Rather than rave on at length – which we certainly could – here’s our email exchange with scientist & wild dog researcher Grant Beverley, of the Endangered Wildlife Trust’s Kruger group. They greatly value sighting reports with observations of behavior, and pictures. It helps a lot with their work to manage and protect the remaining wild populations of this rare animal species.
Here’s a video of a wild dog pack at about 1600h on 15 Aug, on the western side of the H3 main road around 3km north of Malelane gate. Weather partially overcast and mild. The pack comprised 6 adults and 6 pups. One adult was collared.

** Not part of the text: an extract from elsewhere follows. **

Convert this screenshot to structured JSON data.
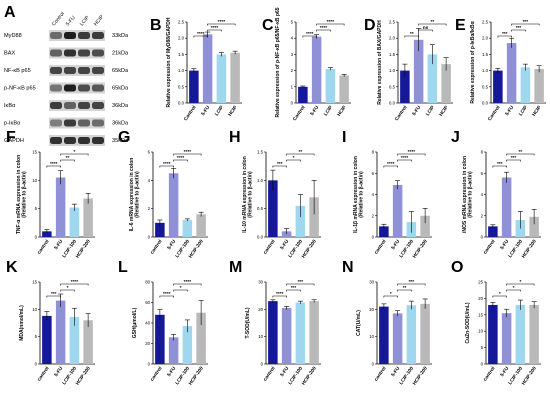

They were initially resting with the adults loosely spread in shady spots about a 40M circle in semi-open grassland, and the pups closely grouped together beneath the cover of some thicker bush off to one side, about 20M from the perimeter of the adults’ location. Twice in about 15 minutes single adult dogs (two different individuals) rose and visited the pups’ position for a few seconds’ contact before returning to their own resting places.
Then the adults progressively roused and began greeting and play behavior, before collecting at the pups’ location. The whole pack then romped about together for several minutes, with increasing twittering.

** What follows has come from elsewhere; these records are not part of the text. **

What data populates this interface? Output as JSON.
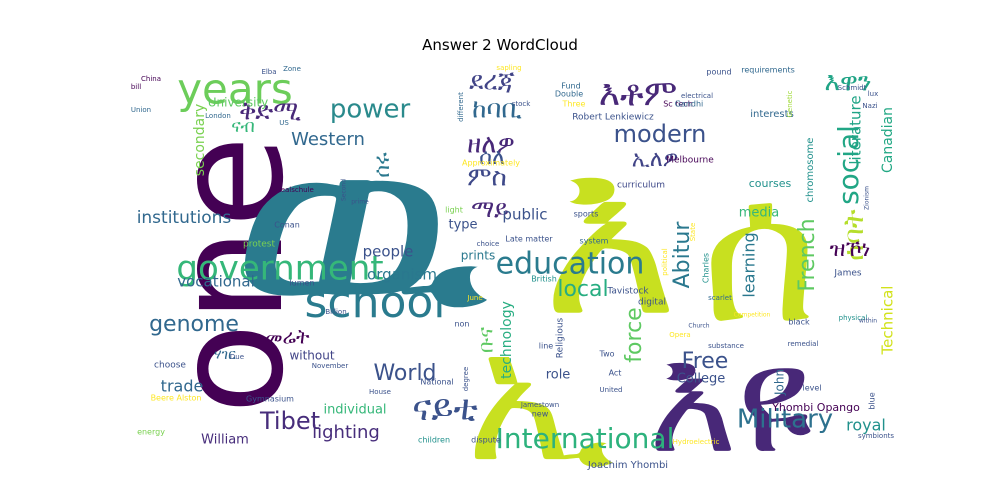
{
  "chart_data": {
    "type": "wordcloud",
    "title": "Answer 2 WordCloud",
    "words": [
      {
        "text": "one",
        "color": "#440154"
      },
      {
        "text": "ዉ",
        "color": "#2a7b8e"
      },
      {
        "text": "እ",
        "color": "#c8e020"
      },
      {
        "text": "ሰ",
        "color": "#c8e020"
      },
      {
        "text": "ኢ",
        "color": "#c8e020"
      },
      {
        "text": "እዩ",
        "color": "#482878"
      },
      {
        "text": "years",
        "color": "#6ccd5a"
      },
      {
        "text": "school",
        "color": "#2a7b8e"
      },
      {
        "text": "government",
        "color": "#35b779"
      },
      {
        "text": "education",
        "color": "#2a7b8e"
      },
      {
        "text": "International",
        "color": "#2db27d"
      },
      {
        "text": "Military",
        "color": "#2d718e"
      },
      {
        "text": "ናይቲ",
        "color": "#3b528b"
      },
      {
        "text": "power",
        "color": "#2a8a8c"
      },
      {
        "text": "ቅድሚ",
        "color": "#482878"
      },
      {
        "text": "እቶም",
        "color": "#482878"
      },
      {
        "text": "ዘለዎ",
        "color": "#482878"
      },
      {
        "text": "modern",
        "color": "#3b528b"
      },
      {
        "text": "social",
        "color": "#21a685"
      },
      {
        "text": "French",
        "color": "#5ec962"
      },
      {
        "text": "Abitur",
        "color": "#2a788e"
      },
      {
        "text": "Tibet",
        "color": "#472d7b"
      },
      {
        "text": "World",
        "color": "#3b528b"
      },
      {
        "text": "Free",
        "color": "#3b528b"
      },
      {
        "text": "genome",
        "color": "#31688e"
      },
      {
        "text": "institutions",
        "color": "#31688e"
      },
      {
        "text": "local",
        "color": "#27ad81"
      },
      {
        "text": "ምስ",
        "color": "#3e4989"
      },
      {
        "text": "ማይ",
        "color": "#482878"
      },
      {
        "text": "ሰባት",
        "color": "#b5de2b"
      },
      {
        "text": "እዋን",
        "color": "#20a486"
      },
      {
        "text": "ደረጃ",
        "color": "#414487"
      },
      {
        "text": "ከባቢ",
        "color": "#31688e"
      },
      {
        "text": "ዝኾነ",
        "color": "#440154"
      },
      {
        "text": "force",
        "color": "#5ec962"
      },
      {
        "text": "Western",
        "color": "#31688e"
      },
      {
        "text": "lighting",
        "color": "#472d7b"
      },
      {
        "text": "trade",
        "color": "#31688e"
      },
      {
        "text": "learning",
        "color": "#2a788e"
      },
      {
        "text": "literature",
        "color": "#20a486"
      },
      {
        "text": "Technical",
        "color": "#d2e21b"
      },
      {
        "text": "Canadian",
        "color": "#22a884"
      },
      {
        "text": "royal",
        "color": "#21918c"
      },
      {
        "text": "መሬት",
        "color": "#440154"
      },
      {
        "text": "ሰለ",
        "color": "#3b528b"
      },
      {
        "text": "ኢለዎ",
        "color": "#414487"
      },
      {
        "text": "ናብ",
        "color": "#35b779"
      },
      {
        "text": "ሰሩ",
        "color": "#2a788e"
      },
      {
        "text": "ቡና",
        "color": "#5ec962"
      },
      {
        "text": "ሃገር",
        "color": "#31688e"
      },
      {
        "text": "secondary",
        "color": "#7ad151"
      },
      {
        "text": "University",
        "color": "#5ec962"
      },
      {
        "text": "vocational",
        "color": "#31688e"
      },
      {
        "text": "public",
        "color": "#3b528b"
      },
      {
        "text": "people",
        "color": "#3b528b"
      },
      {
        "text": "organism",
        "color": "#2a788e"
      },
      {
        "text": "media",
        "color": "#35b779"
      },
      {
        "text": "technology",
        "color": "#27ad81"
      },
      {
        "text": "College",
        "color": "#3b528b"
      },
      {
        "text": "William",
        "color": "#472d7b"
      },
      {
        "text": "individual",
        "color": "#35b779"
      },
      {
        "text": "role",
        "color": "#3b528b"
      },
      {
        "text": "type",
        "color": "#3b528b"
      },
      {
        "text": "prints",
        "color": "#2a788e"
      },
      {
        "text": "without",
        "color": "#414487"
      },
      {
        "text": "John",
        "color": "#31688e"
      },
      {
        "text": "Yhombi Opango",
        "color": "#440154"
      },
      {
        "text": "Joachim Yhombi",
        "color": "#3b528b"
      },
      {
        "text": "courses",
        "color": "#21918c"
      },
      {
        "text": "chromosome",
        "color": "#21918c"
      },
      {
        "text": "interests",
        "color": "#31688e"
      },
      {
        "text": "curriculum",
        "color": "#3e4989"
      },
      {
        "text": "Melbourne",
        "color": "#440154"
      },
      {
        "text": "Robert Lenkiewicz",
        "color": "#3b528b"
      },
      {
        "text": "Sc tech",
        "color": "#440154"
      },
      {
        "text": "Gandhi",
        "color": "#31688e"
      },
      {
        "text": "electrical",
        "color": "#3b528b"
      },
      {
        "text": "Fund",
        "color": "#31688e"
      },
      {
        "text": "pound",
        "color": "#3b528b"
      },
      {
        "text": "requirements",
        "color": "#31688e"
      },
      {
        "text": "Approximately",
        "color": "#fde725"
      },
      {
        "text": "Three",
        "color": "#fde725"
      },
      {
        "text": "Double",
        "color": "#31688e"
      },
      {
        "text": "Genetic",
        "color": "#a0da39"
      },
      {
        "text": "lux",
        "color": "#3b528b"
      },
      {
        "text": "London",
        "color": "#31688e"
      },
      {
        "text": "Union",
        "color": "#31688e"
      },
      {
        "text": "bill",
        "color": "#440154"
      },
      {
        "text": "China",
        "color": "#440154"
      },
      {
        "text": "sapling",
        "color": "#fde725"
      },
      {
        "text": "different",
        "color": "#31688e"
      },
      {
        "text": "Zone",
        "color": "#31688e"
      },
      {
        "text": "US",
        "color": "#31688e"
      },
      {
        "text": "Realschule",
        "color": "#440154"
      },
      {
        "text": "Conan",
        "color": "#3b528b"
      },
      {
        "text": "Second",
        "color": "#3b528b"
      },
      {
        "text": "prime",
        "color": "#3b528b"
      },
      {
        "text": "light",
        "color": "#7ad151"
      },
      {
        "text": "choice",
        "color": "#3b528b"
      },
      {
        "text": "Late matter",
        "color": "#3b528b"
      },
      {
        "text": "sports",
        "color": "#3b528b"
      },
      {
        "text": "system",
        "color": "#31688e"
      },
      {
        "text": "British",
        "color": "#21918c"
      },
      {
        "text": "Tavistock",
        "color": "#3b528b"
      },
      {
        "text": "digital",
        "color": "#3b528b"
      },
      {
        "text": "Charles",
        "color": "#21918c"
      },
      {
        "text": "James",
        "color": "#3b528b"
      },
      {
        "text": "scarlet",
        "color": "#31688e"
      },
      {
        "text": "physical",
        "color": "#21918c"
      },
      {
        "text": "political",
        "color": "#fde725"
      },
      {
        "text": "State",
        "color": "#fde725"
      },
      {
        "text": "protest",
        "color": "#7ad151"
      },
      {
        "text": "lumen",
        "color": "#3b528b"
      },
      {
        "text": "Billion",
        "color": "#3b528b"
      },
      {
        "text": "non",
        "color": "#3b528b"
      },
      {
        "text": "line",
        "color": "#3b528b"
      },
      {
        "text": "Religious",
        "color": "#3b528b"
      },
      {
        "text": "Two",
        "color": "#3b528b"
      },
      {
        "text": "Act",
        "color": "#3b528b"
      },
      {
        "text": "United",
        "color": "#3b528b"
      },
      {
        "text": "June",
        "color": "#fde725"
      },
      {
        "text": "choose",
        "color": "#3b528b"
      },
      {
        "text": "Due",
        "color": "#3b528b"
      },
      {
        "text": "November",
        "color": "#3b528b"
      },
      {
        "text": "National",
        "color": "#3b528b"
      },
      {
        "text": "degree",
        "color": "#3b528b"
      },
      {
        "text": "Beere Alston",
        "color": "#fde725"
      },
      {
        "text": "Gymnasium",
        "color": "#3b528b"
      },
      {
        "text": "energy",
        "color": "#7ad151"
      },
      {
        "text": "children",
        "color": "#21918c"
      },
      {
        "text": "dispute",
        "color": "#3b528b"
      },
      {
        "text": "House",
        "color": "#3b528b"
      },
      {
        "text": "Jamestown",
        "color": "#3b528b"
      },
      {
        "text": "new",
        "color": "#3b528b"
      },
      {
        "text": "remedial",
        "color": "#3b528b"
      },
      {
        "text": "black",
        "color": "#3b528b"
      },
      {
        "text": "level",
        "color": "#3b528b"
      },
      {
        "text": "blue",
        "color": "#3b528b"
      },
      {
        "text": "symbionts",
        "color": "#3b528b"
      },
      {
        "text": "Hydroelectric",
        "color": "#fde725"
      },
      {
        "text": "substance",
        "color": "#3b528b"
      },
      {
        "text": "within",
        "color": "#3b528b"
      },
      {
        "text": "Competition",
        "color": "#fde725"
      },
      {
        "text": "Church",
        "color": "#3b528b"
      },
      {
        "text": "Opera",
        "color": "#fde725"
      },
      {
        "text": "Zionism",
        "color": "#3b528b"
      },
      {
        "text": "stock",
        "color": "#3b528b"
      },
      {
        "text": "Schmidt",
        "color": "#3b528b"
      },
      {
        "text": "Elba",
        "color": "#3b528b"
      },
      {
        "text": "Nazi",
        "color": "#3b528b"
      }
    ]
  }
}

After that, several adults came very close (<2M) to our vehicle on the elevated roadside, while the others and all the pups moved off to the north. Two adults remained briefly after the others had passed from view, then they in succession moved off with the last dog providing the final beautiful shot in the video as he trotted coolly away after the departing pack.
Best regards, and thank you for the inestimable work that you and your colleagues do for Africa’s wildlife and for all of us.
Paul Martin & Les Roberts
Dear Paul & Les,
Thank you for sending through this detailed report of your Wild Dog sighting. This pack is a splinter group from the “Skukuza pack”. These six adult dogs split from the Skukuza pack in March this year and it was discovered shortly after their split that an adult female was pregnant.
The new splinter pack has been spending most of their time along the Crocodile River on the S25 and around Berg en Dal camp. The pups started moving around with the adults two weeks ago with regular sightings in the last week. The female with the collar was darted in March 2012 near Stevenson Hamilton.
And finally just to explain why the successful establishment of a new pack is a big deal; a pack of wild dogs will habitually range over several hundred square km or more, so space to live is always a hard-won prize for them. And as for the 6 pups, if they can survive the attentions of lions (who always try to kill wild dogs on sight) the pups will within a few more months have doubled the original splinter pack’s numbers of effective hunters, which will multiply the pack’s hunt success rate, and thus significantly increase this new pack’s long term prospects for survival as a viable, cohesive unit.